Abstract
Purpose :
PTX3, a prognostic biomarker for diseases involving chronic, low-grade inflammation, plays an active anti-inflammatory role in certain medical conditions. Our earlier studies have shown that PTX3 is locally expressed by RPE cells, and its dysfunction is linked to the development of age-related macular degeneration (AMD). Here, we want to further explore how PTX3 modulates the specific production of IL-1b, a pro-inflammatory cytokine associated with degenerative diseases, from stressed RPE cells and the implications for AMD.
Methods :
Two month old C57Bl6J mice, or PTX3 deficient (PTX3-/-) mice were given 5 ug/ml 4-HNE by intravitreal injection in one eye and an equal volume of vehicle in the other. After 24 h, eyes were fixed, cryopreserved, and sectioned for immunostaining. Total RNA and protein were extracted from RPE/choroids for quantitative PCR and western blot analysis. ARPE-19 cells were transfected with siRNA to PTX3, or scrambled control, and treated with 50 uM 4-HNE for 24 h. Protein was collected for western blot and ELISA.
Results :
After an injection of sub-lethal dose of 4-HNE to the wt mice, increased expression of IL-1b, but not IL-18 (p>0.05), were observed at both mRNA and protein levels (1.4-, 1.6- fold, p<0.05). This increase was accompanied by a 2.8 fold (p<0.05) elevation in Casp1, a key component of inflammasome that cleaves IL-1b to its mature active form, suggesting that IL-1b production by RPE cells is modulated at both the transcriptional and post-translational level. In PTX3-/- mice injected with 4-HNE, IL-1b production and inflammasome activation were both exacerbated, but pre-injection with recombinant PTX3 could rescue the profile. Importantly, PTX3-/- mice showed increased F4/80 macrophages in the choroid relative to wt mice, reflecting the influence of enhanced IL-1b production. Observations in mice were then confirmed using human ARPE-19 cells.
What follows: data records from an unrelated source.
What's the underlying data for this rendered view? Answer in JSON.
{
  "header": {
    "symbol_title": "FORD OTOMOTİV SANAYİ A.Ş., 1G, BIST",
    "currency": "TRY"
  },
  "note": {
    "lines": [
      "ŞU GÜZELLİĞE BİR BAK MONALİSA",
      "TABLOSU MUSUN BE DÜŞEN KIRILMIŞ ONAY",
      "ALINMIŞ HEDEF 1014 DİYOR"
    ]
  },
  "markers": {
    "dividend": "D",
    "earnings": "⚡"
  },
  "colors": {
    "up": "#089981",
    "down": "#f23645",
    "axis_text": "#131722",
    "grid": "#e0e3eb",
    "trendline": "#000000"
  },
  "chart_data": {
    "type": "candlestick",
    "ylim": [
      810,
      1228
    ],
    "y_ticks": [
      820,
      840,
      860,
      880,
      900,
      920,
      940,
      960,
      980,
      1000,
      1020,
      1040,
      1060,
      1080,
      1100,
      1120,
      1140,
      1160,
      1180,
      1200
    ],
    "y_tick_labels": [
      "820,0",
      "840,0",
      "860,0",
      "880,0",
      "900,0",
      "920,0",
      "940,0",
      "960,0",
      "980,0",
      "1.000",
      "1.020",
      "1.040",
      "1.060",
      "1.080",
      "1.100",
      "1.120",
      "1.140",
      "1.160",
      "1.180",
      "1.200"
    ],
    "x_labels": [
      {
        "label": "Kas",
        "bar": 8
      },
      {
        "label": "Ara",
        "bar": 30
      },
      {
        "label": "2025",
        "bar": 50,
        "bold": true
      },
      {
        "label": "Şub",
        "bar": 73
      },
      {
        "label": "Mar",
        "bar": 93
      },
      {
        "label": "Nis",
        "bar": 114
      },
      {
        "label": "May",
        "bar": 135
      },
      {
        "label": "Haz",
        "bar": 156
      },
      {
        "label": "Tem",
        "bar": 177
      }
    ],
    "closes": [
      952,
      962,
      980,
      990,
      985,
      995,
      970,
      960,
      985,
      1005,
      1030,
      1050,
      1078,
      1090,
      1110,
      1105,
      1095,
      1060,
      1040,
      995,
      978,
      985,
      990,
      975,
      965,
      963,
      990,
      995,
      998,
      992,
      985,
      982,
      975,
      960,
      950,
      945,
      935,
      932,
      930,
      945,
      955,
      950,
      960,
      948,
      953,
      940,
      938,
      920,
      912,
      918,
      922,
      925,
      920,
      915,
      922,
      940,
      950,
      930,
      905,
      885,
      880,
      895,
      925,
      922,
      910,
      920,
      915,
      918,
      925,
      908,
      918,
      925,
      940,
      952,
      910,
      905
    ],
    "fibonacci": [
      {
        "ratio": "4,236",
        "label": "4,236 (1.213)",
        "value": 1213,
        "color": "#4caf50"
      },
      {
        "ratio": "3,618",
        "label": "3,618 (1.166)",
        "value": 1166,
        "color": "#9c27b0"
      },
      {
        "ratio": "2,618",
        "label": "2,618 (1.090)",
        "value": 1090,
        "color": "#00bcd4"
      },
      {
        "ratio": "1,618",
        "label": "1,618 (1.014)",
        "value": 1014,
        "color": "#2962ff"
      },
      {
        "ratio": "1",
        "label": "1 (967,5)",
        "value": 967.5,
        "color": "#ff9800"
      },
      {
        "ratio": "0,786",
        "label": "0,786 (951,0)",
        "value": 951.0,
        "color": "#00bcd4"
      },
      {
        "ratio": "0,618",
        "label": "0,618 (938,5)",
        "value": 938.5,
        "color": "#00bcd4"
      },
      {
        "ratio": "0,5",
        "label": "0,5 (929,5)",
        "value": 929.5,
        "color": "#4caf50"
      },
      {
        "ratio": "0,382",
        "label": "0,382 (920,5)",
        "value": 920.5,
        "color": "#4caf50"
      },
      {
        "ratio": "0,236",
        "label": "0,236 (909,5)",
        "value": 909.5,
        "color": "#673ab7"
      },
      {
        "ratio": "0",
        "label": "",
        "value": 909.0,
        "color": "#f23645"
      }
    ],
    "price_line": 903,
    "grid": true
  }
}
Noticeably, PTX3 knockdown exacerbated the 4-HNE induced secretion of IL-1b into the culture medium, but SB290157, a selective C3a receptor antagonist, abrogated the effect of PTX3 knockdown, indicating that C3a plays a key role in the PTX3 modulation of IL-1b production in RPE cells.
Conclusions :
PTX3, via a complement-dependent mechanism, selectively suppresses the oxidative stress induced production of IL1b in RPE cells. Further characterization of PTX3’s role may lead to a therapeutic solution for AMD.
This is an abstract that was submitted for the 2016 ARVO Annual Meeting, held in Seattle, Wash., May 1-5, 2016.